Parallelism Configuration

Flag Description Default
--tensor-parallel-size Number of GPUs for tensor parallelism 1
--pipeline-parallel-size Number of nodes for pipeline parallelism 1
--distributed-executor-backend Backend (ray, mp) auto
--enable-expert-parallel Enable expert parallelism (MoE) False
--enable-eplb Enable expert parallel load balancing False

Decision Framework

Single GPU

# No parallelism needed
command: |
  vllm serve model

Multi-GPU, Single Node (2-8 GPUs)

# Use tensor parallelism
command: |
  vllm serve model \
    --tensor-parallel-size 4

Multi-Node (2+ nodes, 8+ GPUs each)

# Use both tensor and pipeline parallelism
command: |
  vllm serve model \
    --tensor-parallel-size 8 \    # GPUs per node
    --pipeline-parallel-size 2     # Number of nodes

Example: 16 GPUs in 2 nodes (8 GPUs/node)
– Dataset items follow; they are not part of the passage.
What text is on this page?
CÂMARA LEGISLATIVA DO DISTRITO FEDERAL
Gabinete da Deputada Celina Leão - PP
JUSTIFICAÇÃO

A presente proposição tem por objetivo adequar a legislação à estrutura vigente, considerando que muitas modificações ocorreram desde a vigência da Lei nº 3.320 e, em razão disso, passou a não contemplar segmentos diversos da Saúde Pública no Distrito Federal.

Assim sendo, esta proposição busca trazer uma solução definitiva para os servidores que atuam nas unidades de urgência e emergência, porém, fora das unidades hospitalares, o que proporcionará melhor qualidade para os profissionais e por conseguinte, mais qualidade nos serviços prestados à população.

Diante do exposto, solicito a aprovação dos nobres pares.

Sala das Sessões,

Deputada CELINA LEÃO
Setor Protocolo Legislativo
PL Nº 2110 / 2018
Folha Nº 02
  • TP = 8 (use all GPUs in each node)
  • PP = 2 (2 nodes)
  • Total GPUs = TP × PP = 8 × 2 = 16

MoE Models (Mixture of Experts)

# Use expert parallelism
command: |
  vllm serve stepfun-ai/Step-3.5-Flash-FP8 \
    --tensor-parallel-size 2 \
    --enable-expert-parallel \
    --enable-eplb

Performance Considerations

Tensor Parallelism

  • ✅ Lowest latency (synchronous)
  • ✅ Best within nodes with NVLink
  • ❌ High communication overhead
  • ❌ Requires fast interconnect (NVLink, NVSwitch)

Recommended for:

  • Single-node multi-GPU (A100, H100 with NVLink)
  • Models that fit with sharding (70B+)

Pipeline Parallelism

  • ✅ Lower communication cost
  • ✅ Good for multi-node with slower interconnects
  • ❌ Higher latency (pipeline bubbles)
  • ❌ Less efficient GPU utilization

Recommended for:

  • Multi-node inference
  • InfiniBand or fast Ethernet (100Gb+)
  • Very large models (175B+)

Expert Parallelism

  • ✅ Natural for MoE models
  • ✅ Load balancing with EPLB
  • ❌ Only for MoE architectures

Recommended for:

  • MoE models (Mixtral, Step, DeepSeek)
  • Combined with TP for best results

Distributed Backends

Backend Use Case Pros Cons
ray Multi-node Robust, production-ready Requires Ray cluster
mp (multiprocessing) Single-node Simple, no dependencies Single-node only
auto Any Auto-selects Recommended default

Example Configurations

Single Node, 4x A100 (40GB)

# Serve Llama-70B
command: |
  vllm serve meta-llama/Llama-2-70b \
    --tensor-parallel-size 4 \
    --quantization awq \
    --kv-cache-dtype fp8

2 Nodes, 8x H100 Each (16 GPUs Total)

# Serve Llama-405B
command: |
  vllm serve meta-llama/Llama-3.1-405B \
    --tensor-parallel-size 8 \
    --pipeline-parallel-size 2 \
    --distributed-executor-backend ray

MoE Model with Expert Parallelism

# Serve Mixtral-8x7B
command: |
  vllm serve mistralai/Mixtral-8x7B-Instruct-v0.1 \
    --tensor-parallel-size 2 \
    --enable-expert-parallel \
    --enable-eplb

Advanced Features

Speculative Decoding

What it does: Uses a smaller "draft" model to propose tokens, verified by main model.

Benefits:

  • Faster generation (1.5-2x speedup)
  • Same quality as non-speculative

Configuration:

Draft Model Speculation

command: |
  vllm serve meta-llama/Llama-2-70b \
    --speculative-model meta-llama/Llama-2-7b \
    --num-speculative-tokens 5

Model-Specific Speculation (Step 3.5)

command: |
  vllm serve stepfun-ai/Step-3.5-Flash-FP8 \
    --speculative_config '{"method": "step3p5_mtp", "num_speculative_tokens": 1}'

Parameters:

  • num_speculative_tokens: Number of tokens to speculate (typically 3-7)
  • Higher = more speedup potential, but lower acceptance rate

Guided Decoding

What it does: Constrain generation to follow JSON schema, regex, or grammar.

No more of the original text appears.